Oui. En fait, la contestation a commencé peu de temps après sa prise de pouvoir, d’abord contre sa Loi travail. Mais il est vrai qu’aujourd’hui les luttes sont très nombreuses et la colère généralisée. Les secteurs publics, comme la SNCF, la santé, l’éducation… connaissent une mobilisation importante. Les conditions de travail actuelles sont déjà insupportables et le gouvernement continue d’attaquer. Il veut notamment supprimer 120 000 postes dans la fonction publique (les annonces de fermeture de classe, de suppression de postes de professeur commencent à tomber). Et à côté de ça, on observe aussi beaucoup de grèves dans le privé, pour de meilleures conditions de travail et pour des augmentations salariales.

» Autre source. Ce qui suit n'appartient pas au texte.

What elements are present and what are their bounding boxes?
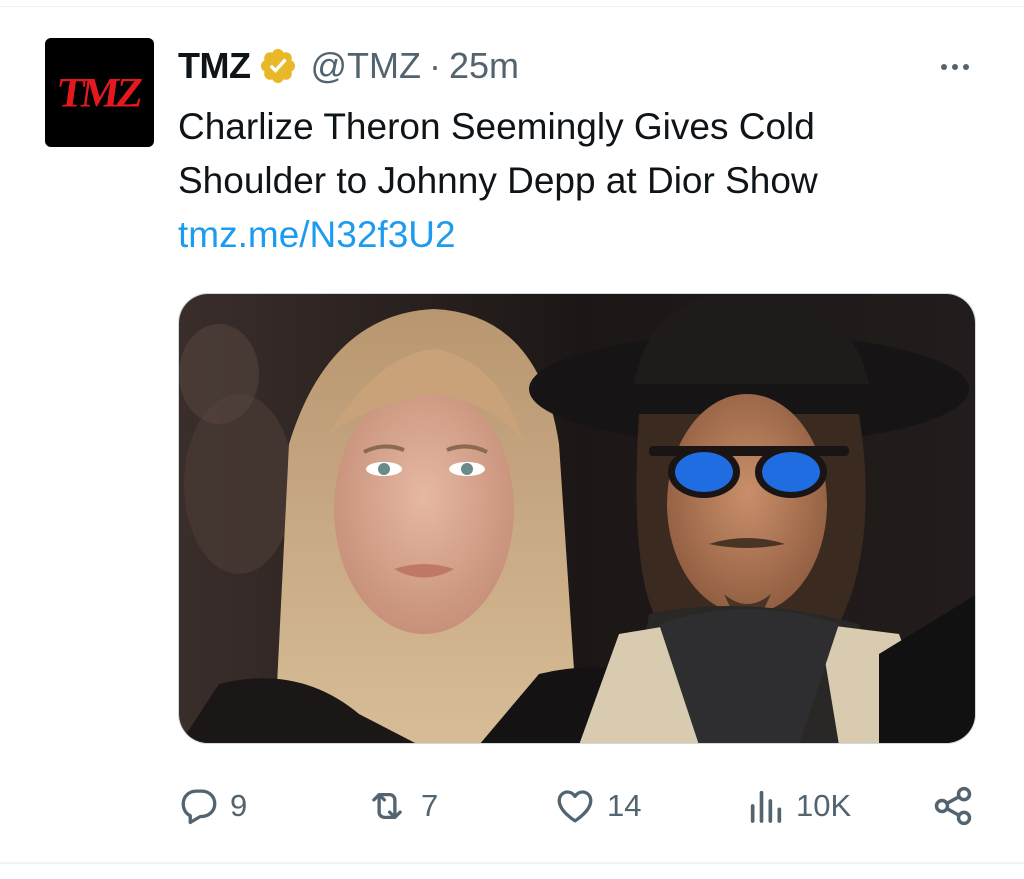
tweet-text-line: Shoulder to Johnny Depp at Dior Show xyxy=(178,160,818,201)
tweet-link[interactable]: tmz.me/N32f3U2 xyxy=(178,208,456,262)
tweet-header: TMZ @TMZ · 25m xyxy=(178,42,519,90)
separator: · xyxy=(428,45,441,86)
tweet-media-photo[interactable] xyxy=(178,293,976,744)
display-name[interactable]: TMZ xyxy=(178,45,251,87)
tweet-text-line: Charlize Theron Seemingly Gives Cold xyxy=(178,106,815,147)
retweet-count: 7 xyxy=(421,788,439,823)
verified-badge-icon[interactable] xyxy=(258,46,298,86)
photo-image xyxy=(179,294,975,743)
handle[interactable]: @TMZ xyxy=(310,45,421,87)
avatar[interactable]: TMZ xyxy=(45,38,154,147)
like-button[interactable]: 14 xyxy=(553,778,641,834)
more-dot xyxy=(941,64,947,70)
views-count: 10K xyxy=(796,788,852,823)
share-icon xyxy=(934,786,972,826)
bottom-divider xyxy=(0,862,1024,864)
tweet-actions: 9 7 14 10K xyxy=(178,778,978,834)
reply-icon xyxy=(181,789,217,825)
share-button[interactable] xyxy=(931,778,975,834)
more-dot xyxy=(952,64,958,70)
views-icon xyxy=(750,790,782,823)
tweet-text: Charlize Theron Seemingly Gives Cold Sho… xyxy=(178,100,958,208)
views-button[interactable]: 10K xyxy=(746,778,851,834)
more-icon[interactable] xyxy=(930,52,980,82)
more-dot xyxy=(963,64,969,70)
top-divider xyxy=(0,6,1024,7)
reply-button[interactable]: 9 xyxy=(178,778,247,834)
reply-count: 9 xyxy=(230,788,248,823)
like-icon xyxy=(557,790,593,823)
retweet-icon xyxy=(372,792,402,820)
tmz-logo: TMZ xyxy=(55,68,144,117)
like-count: 14 xyxy=(607,788,642,823)
timestamp[interactable]: 25m xyxy=(449,45,519,87)
retweet-button[interactable]: 7 xyxy=(363,778,438,834)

Début 2018, c’est le secteur public qui a relancé un mouvement national, avec la grève du 22 mars où se sont retrouvés les cheminots, l’éducation (jeunes et professeurs), la fonction territoriale, la santé, l’énergie… Cela a nourri la mobilisation de la jeunesse et des étudiants contre les lois réformant le Bac et instaurant la sélection à l’université. Aujourd’hui, nous sommes encore dans une phase où de nouvelles universités sont bloquées chaque semaine et où le nombre d’étudiants présents en assemblée général augmente chaque fois.
Ce qui domine le tableau aujourd’hui, c’est la lutte des cheminots qui, comme celle des étudiants, s’inscrit dans la durée. Les cheminots voient leur statut attaqué et s’opposent à la privatisation du rail. Ils ont lancé une grève perlée, jusqu’à la fin du mois de juin et certains sont localement en grève reconductible depuis le 03 avril. D’autres secteurs ont commencé à rejoindre les cheminots certains jours de grève, comme les étudiants, les travailleurs de l’énergie et ceux d’Air-France.Peux-tu un peu plus nous parler de l’objectif de leur plan d’action et du rôle des syndicats ?
Les syndicats subissent une pression énorme pour entrer en action et ils sont pour le moment le moteur des protestations. Mais les directions ne sont pas tout à fait prêtes à aller jusqu’à mettre en danger le gouvernement. Comme Philippe Martinez (le secrétaire général de la CGT) l’a expliqué dans une interview au journal Le Monde, il appelle Macron à ‘‘redescendre de son piédestal’’, c’est-à-dire à écouter les gens pour reculer ou abandonner ses projets. C’est totalement illusoire ! Le problème, c’est que les syndicats refusent d’aborder la dimension politique inclue dans la bataille qui se déroule.
L’opposition politique a donc un grand rôle à jouer, surtout la France Insoumise. Mélenchon est devenu le plus grand challengeur politique de Macron.
C’est vrai. Au cours de la campagne électorale déjà, Mélenchon a incarné celui qui ramenait le débat sur les questions sociales et il a averti quelque part de ce que serait une présidence Macron. Sa campagne était très pédagogique, dénonçant le fonctionnement du capitalisme et la nécessité de rompre avec ces politiques. Il est parvenu à mobiliser des milliers de jeunes et de travailleurs lors de ses meetings et cela représente un potentiel énorme pour construire une opposition politique à Macron.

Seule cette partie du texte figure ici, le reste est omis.